これは、宝暦(ほうれき)七年(一七五七)から開始され同九卯年に完成した開発である。この開発は、川欠・川成(河川の氾濫により生じた荒地)の再開発で、起返と称されるものである。これはいったん高請された耕地が荒廃したものをあらためて再開発することをさす。
東寺村では、宝暦六年九月の大洪水による山崩れのために、一五町三反七畝二四歩、一一二石に及ぶ川成が生じた。さらに、宝暦七年の三月七日及び七月二十五日の洪水によって二石の川欠ができた。これに対して、宝暦七年に二〇石余、同八年に三〇石余、同九年九石余、計六町に及ぶ再開発が行われた。

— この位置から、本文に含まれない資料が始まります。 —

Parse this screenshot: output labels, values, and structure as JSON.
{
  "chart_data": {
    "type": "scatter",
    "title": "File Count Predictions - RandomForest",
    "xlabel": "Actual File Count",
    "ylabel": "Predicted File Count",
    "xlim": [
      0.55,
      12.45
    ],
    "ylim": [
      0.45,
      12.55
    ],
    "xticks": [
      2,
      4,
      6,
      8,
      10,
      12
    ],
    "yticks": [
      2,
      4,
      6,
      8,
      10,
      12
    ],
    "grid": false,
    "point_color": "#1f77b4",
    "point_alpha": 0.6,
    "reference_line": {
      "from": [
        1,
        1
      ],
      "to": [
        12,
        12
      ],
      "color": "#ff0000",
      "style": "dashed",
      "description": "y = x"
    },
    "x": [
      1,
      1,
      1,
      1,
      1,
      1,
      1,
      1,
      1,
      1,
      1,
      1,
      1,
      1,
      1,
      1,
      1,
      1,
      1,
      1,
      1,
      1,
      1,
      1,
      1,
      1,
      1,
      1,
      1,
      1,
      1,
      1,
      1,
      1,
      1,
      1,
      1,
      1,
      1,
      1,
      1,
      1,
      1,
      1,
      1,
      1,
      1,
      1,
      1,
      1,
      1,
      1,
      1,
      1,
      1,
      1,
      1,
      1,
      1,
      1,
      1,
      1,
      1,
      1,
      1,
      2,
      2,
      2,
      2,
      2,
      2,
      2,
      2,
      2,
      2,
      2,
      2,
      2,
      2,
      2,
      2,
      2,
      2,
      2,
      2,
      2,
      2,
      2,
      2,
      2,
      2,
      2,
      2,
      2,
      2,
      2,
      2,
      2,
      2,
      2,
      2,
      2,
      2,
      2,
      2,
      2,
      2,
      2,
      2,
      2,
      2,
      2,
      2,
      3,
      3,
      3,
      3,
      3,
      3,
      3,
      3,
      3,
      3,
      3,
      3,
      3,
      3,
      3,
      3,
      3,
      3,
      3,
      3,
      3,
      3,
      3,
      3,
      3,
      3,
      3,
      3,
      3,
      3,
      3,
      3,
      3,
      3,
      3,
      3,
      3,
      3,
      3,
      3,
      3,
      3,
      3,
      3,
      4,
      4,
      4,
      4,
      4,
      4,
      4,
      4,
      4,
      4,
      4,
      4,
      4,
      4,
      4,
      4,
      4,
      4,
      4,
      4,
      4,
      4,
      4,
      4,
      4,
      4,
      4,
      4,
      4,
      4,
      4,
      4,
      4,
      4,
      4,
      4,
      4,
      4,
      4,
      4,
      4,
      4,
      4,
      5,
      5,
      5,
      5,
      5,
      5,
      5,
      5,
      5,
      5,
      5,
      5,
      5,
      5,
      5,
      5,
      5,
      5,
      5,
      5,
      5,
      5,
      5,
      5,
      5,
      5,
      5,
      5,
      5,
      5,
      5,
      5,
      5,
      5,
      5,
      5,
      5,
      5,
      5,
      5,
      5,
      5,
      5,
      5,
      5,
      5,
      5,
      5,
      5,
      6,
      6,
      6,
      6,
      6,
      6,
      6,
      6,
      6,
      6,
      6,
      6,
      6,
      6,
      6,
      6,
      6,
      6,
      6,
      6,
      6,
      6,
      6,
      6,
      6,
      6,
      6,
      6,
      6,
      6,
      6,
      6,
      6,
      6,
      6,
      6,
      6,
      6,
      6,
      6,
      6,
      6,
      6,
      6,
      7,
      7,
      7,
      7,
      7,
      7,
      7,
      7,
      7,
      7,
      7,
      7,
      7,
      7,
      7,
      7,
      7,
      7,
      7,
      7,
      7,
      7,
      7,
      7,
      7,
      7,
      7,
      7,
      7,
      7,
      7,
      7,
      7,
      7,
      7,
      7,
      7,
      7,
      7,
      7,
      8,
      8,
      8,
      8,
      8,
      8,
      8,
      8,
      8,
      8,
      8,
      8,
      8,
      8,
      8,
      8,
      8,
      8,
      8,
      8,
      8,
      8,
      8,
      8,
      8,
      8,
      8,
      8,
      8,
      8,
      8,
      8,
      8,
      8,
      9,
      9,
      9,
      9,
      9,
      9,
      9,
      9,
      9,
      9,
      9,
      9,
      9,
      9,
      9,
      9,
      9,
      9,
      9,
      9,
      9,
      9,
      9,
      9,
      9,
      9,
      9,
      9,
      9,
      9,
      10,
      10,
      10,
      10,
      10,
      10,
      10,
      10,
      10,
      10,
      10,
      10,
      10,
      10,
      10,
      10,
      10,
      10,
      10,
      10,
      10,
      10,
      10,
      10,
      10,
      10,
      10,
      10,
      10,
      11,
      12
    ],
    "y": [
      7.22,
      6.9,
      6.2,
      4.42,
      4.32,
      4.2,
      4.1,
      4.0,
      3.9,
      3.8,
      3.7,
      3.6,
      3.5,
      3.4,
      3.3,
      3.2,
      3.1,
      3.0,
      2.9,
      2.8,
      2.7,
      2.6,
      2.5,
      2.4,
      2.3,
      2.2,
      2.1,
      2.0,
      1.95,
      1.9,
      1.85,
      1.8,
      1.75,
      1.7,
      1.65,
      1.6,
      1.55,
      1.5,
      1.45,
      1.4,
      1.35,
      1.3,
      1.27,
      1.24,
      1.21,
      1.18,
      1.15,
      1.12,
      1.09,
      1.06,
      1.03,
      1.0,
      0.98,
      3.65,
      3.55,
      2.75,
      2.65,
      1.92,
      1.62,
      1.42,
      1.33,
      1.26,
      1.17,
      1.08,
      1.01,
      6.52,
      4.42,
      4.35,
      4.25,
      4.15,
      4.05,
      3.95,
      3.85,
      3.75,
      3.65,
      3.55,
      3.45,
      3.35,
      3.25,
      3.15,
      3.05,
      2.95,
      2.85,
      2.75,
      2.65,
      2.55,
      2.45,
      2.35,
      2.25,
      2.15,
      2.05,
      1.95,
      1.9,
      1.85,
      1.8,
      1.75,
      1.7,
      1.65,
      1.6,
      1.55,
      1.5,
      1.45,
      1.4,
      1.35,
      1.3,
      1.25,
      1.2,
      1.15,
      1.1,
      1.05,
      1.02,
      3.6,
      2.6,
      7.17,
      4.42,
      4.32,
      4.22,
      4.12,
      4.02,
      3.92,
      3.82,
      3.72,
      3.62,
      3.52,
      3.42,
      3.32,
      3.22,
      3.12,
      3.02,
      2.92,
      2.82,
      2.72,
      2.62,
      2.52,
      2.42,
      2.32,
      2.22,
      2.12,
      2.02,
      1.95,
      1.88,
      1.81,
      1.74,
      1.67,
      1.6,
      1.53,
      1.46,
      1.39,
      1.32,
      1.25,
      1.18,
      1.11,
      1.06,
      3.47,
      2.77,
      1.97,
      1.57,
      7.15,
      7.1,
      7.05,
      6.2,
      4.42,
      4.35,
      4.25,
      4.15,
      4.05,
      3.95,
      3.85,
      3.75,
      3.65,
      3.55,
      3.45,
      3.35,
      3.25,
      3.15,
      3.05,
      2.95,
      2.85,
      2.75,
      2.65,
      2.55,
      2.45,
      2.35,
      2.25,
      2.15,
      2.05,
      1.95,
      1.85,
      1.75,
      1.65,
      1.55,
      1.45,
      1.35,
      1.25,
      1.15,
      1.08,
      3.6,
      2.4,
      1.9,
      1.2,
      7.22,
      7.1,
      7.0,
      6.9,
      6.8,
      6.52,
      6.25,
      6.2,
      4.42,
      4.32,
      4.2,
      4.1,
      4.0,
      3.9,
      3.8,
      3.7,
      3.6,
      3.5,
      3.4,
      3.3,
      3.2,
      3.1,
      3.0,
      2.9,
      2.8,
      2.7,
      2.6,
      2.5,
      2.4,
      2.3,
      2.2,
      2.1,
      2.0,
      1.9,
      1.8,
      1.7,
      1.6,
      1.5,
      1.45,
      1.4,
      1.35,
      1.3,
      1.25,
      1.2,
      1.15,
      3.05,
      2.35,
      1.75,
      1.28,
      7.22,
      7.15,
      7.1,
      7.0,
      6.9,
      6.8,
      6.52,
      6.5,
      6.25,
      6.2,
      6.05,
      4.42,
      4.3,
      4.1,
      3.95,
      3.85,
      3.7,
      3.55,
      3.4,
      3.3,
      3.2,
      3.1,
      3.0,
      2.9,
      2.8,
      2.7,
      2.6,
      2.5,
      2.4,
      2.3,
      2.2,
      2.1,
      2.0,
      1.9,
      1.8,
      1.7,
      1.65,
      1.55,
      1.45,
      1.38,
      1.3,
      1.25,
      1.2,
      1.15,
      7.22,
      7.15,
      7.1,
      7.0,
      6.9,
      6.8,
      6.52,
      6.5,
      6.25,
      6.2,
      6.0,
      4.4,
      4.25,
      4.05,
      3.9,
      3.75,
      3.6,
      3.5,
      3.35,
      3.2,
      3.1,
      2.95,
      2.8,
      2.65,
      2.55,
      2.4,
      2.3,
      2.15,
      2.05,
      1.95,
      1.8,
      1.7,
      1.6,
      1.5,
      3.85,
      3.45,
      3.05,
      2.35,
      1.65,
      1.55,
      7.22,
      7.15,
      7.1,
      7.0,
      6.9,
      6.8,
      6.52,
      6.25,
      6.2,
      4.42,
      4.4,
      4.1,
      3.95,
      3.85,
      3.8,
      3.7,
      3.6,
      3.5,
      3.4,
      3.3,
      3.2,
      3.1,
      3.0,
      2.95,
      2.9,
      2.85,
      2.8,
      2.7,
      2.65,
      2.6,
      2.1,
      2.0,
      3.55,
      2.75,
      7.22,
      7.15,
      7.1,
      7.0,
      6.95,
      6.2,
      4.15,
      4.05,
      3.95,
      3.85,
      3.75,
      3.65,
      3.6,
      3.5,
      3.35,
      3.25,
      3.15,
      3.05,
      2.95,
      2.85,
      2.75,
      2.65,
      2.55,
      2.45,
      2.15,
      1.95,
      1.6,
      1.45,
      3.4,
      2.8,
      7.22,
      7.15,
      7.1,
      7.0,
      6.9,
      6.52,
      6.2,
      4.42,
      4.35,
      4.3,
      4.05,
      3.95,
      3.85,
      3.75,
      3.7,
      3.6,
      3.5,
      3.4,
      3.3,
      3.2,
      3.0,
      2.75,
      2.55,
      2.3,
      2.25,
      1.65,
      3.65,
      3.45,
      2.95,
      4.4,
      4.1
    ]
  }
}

この開発地の地名をみると、天井川である落合川の流域に分布している。特に、石部村との村境付近の岩崎・セブ田・尾崎・西浦などの山稜が東西から迫る狭隘部に、多くの開発が行われた。このことから、禿山である阿星山から落合川に流出した土砂による災害で川成・川欠になった土地を開発したものと思われる。
以上のように、新田開発は河川氾濫により荒廃した耕地の再開発も多かった。また「卯立井組」一一人の農民の共同による開発であり、百姓寄合新田と呼ばれるものであった。